In particolare nel corso della conferenza è stata citata una frase che in una intercettazione agli atti ha pronunciato uno degli indagati: “Faremo il comune nel comune”. “Un problema di un apriliano diventerà quello di tutti gli apriliani”, è stato poi detto anche in un’altra intercettazione.

DIMISSIONI E IPOTESI

I consiglieri comunali di Aprilia hanno depositato in blocco le dimissioni dalla carica. Oggi il Consiglio comunale di Aprilia si scioglierà. I consiglieri tornano a casa dopo solo 1 anno di mandato.
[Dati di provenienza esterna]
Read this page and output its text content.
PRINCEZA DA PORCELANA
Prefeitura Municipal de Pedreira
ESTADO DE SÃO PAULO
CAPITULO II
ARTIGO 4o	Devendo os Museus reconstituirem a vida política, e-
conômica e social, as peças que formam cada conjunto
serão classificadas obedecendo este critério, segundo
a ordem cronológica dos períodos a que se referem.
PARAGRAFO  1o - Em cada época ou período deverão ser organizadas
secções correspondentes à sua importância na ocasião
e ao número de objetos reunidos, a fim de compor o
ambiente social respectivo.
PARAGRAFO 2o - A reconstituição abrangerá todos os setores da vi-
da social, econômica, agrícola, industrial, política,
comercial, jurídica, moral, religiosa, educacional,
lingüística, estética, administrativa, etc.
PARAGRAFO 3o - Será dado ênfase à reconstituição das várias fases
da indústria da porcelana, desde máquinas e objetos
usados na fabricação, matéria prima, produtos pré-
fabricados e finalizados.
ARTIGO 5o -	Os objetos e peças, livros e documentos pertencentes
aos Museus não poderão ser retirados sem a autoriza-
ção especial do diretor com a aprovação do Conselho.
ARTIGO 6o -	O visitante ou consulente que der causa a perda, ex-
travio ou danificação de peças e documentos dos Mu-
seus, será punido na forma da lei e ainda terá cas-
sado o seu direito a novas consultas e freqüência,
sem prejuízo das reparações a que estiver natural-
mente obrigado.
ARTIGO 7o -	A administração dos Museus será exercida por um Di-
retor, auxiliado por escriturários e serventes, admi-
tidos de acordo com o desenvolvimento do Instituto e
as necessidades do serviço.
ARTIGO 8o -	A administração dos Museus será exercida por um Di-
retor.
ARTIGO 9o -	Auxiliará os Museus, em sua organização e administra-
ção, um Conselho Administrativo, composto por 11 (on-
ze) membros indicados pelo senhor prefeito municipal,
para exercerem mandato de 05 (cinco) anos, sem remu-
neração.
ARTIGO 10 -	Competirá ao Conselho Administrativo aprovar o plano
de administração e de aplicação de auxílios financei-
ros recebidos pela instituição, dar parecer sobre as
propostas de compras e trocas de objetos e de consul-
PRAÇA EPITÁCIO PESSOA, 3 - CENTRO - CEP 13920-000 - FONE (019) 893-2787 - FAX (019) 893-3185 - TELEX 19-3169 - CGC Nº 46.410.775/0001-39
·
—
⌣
A questo punto l’iter burocratico prevede che sia il Segretario Comunale a comunicare alla Prefettura di Latina le dimissioni dell’intero Consiglio comunale.Il Prefetto prenderà atto e dichiarerà sciolto il Consiglio Comunale di Aprilia. Il passo successivo dovrebbe essere molto veloce. Probabilmente già tra martedì e mercoledì provvederà alla nomina di un Commissario prefettizio che guiderà il Comune di Aprilia fino alle nuove elezioni. Voto che però potrebbe non essere indetto per la primavera 2025. Qualora le autorità potrebbero valutare che i 25 arresti non hanno ‘pulito completamente’ il sodalizio politico-mafioso ad Aprilia. Questo potrebbe essere motivo di impedimento dello svolgimento delle elezioni, che verrebbero rinviate fino a che la situazione ad Aprilia non venga fatta chiarezza sull’entità delle infiltrazioni malavitose nel Comune e dunque seguire di fatto l’iter avviato ad Anzio e Nettuno.